Mais en gros, les résultats de cette étude pan-canadienne sur les entreprises et leur relation avec le cannabis déçoivent, car ils démontrent une inertie de la part de l’industrie. Faute d’avoir un législateur démontrant un peu de leadership et d’initiative, les entreprises ont présentement une opportunité d’éduquer la population et d’entamer le dialogue dont nous avons tous de besoin. Plusieurs groupes d’intérêts le font et organisent des colloques sur le sujet, mais peu d’entreprises se positionnent publiquement sur le sujet, ayant peur peut-être d’offusquer des investisseurs et clients. Pour l’instant, ce sont les entreprises qui ont beaucoup à perdre qui se mobilisent, en occurrence l’industrie des boissons alcoolisées et gazeuses. L’audace et la volonté sont reléguées au second rang pour le restant de l’industrie. Mais sans cadre réglementaire, il est difficile de blâmer qui que ce soit. C’est décevant, mais compréhensible.
L’approche de Molson Coors a bien du mérite. L’entreprise s’est associée avec un partenaire, Constellation Brands, pour créer une coentreprise afin d’isoler le nouveau de l’ancien. Cela suit une logique simple et astucieuse de répartition des risques. Peu importe les éventualités, les acquis sont protégés, permettant ainsi à la nouvelle coentreprise d’explorer de nouveaux horizons. C’est un modèle qui pourrait être suivi par d’autres.

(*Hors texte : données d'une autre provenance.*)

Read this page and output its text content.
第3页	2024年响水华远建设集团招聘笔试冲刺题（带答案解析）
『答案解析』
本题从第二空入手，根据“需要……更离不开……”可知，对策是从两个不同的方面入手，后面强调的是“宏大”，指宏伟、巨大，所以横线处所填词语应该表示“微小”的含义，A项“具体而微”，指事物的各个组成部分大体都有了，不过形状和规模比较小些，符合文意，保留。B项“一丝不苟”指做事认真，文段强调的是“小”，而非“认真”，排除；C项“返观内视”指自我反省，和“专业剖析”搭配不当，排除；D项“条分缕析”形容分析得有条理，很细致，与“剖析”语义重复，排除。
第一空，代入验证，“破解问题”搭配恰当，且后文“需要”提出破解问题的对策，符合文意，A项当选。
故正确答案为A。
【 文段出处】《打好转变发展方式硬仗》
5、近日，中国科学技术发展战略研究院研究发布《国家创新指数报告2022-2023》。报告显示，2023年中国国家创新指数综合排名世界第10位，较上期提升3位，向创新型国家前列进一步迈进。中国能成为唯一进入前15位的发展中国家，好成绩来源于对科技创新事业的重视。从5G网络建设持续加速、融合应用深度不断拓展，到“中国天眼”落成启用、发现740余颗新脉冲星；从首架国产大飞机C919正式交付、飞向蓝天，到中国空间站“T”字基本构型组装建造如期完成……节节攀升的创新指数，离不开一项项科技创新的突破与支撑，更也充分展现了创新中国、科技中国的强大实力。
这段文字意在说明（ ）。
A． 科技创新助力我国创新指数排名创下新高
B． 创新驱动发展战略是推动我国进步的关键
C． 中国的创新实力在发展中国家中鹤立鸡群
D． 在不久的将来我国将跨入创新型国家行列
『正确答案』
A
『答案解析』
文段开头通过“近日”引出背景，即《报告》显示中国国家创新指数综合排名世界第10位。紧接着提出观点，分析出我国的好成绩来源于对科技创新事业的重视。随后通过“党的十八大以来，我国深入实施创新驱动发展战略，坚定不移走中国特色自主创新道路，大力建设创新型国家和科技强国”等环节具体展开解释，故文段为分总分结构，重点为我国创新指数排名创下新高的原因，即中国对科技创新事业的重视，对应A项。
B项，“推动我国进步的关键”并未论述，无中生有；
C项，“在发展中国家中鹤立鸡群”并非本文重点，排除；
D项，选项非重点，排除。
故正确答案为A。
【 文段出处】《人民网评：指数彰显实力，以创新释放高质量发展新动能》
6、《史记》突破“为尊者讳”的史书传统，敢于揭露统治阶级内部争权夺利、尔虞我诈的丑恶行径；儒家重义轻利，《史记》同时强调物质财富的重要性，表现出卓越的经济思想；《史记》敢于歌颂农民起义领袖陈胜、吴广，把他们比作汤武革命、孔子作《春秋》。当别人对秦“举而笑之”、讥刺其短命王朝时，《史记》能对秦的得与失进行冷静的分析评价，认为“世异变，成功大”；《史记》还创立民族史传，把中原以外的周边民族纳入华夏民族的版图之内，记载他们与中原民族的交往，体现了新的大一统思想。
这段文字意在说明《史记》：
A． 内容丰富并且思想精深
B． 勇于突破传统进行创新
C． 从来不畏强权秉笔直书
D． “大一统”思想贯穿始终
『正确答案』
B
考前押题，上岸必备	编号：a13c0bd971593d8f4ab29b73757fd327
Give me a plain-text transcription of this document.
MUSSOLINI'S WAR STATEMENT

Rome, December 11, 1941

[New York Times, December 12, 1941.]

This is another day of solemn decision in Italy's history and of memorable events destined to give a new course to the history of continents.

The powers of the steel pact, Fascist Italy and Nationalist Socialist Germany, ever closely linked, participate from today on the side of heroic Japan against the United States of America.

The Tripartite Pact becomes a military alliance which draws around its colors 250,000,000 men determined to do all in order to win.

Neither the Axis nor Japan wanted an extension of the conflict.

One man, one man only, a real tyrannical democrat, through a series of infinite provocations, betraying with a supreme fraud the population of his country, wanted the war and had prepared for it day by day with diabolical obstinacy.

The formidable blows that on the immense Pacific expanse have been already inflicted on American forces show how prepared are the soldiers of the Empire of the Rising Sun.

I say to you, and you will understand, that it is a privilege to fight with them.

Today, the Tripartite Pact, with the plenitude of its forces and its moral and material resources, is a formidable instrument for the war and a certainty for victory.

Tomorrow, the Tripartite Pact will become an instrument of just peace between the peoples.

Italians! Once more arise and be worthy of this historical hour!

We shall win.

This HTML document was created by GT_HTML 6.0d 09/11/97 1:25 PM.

Bref, le cannabis n’est pas un ingrédient comme un autre. Il est différent, unique et il a un bagage socio-politique qui laisse peu de personnes indifférentes. Il est tout de même possible de commercialiser un produit à base de cannabis sans offrir les effets pervers du THC, tout en laissant profiter les consommateurs des vertus nutritionnelles du cannabis. Mais il y a quand même une bonne nouvelle concernant la légalisation du cannabis non médicinal. Presque tout le monde en connaît plus sur le cannabis qu’il y a un an. Et l’an prochain, la quantité et la qualité des renseignements aura encore augmenté.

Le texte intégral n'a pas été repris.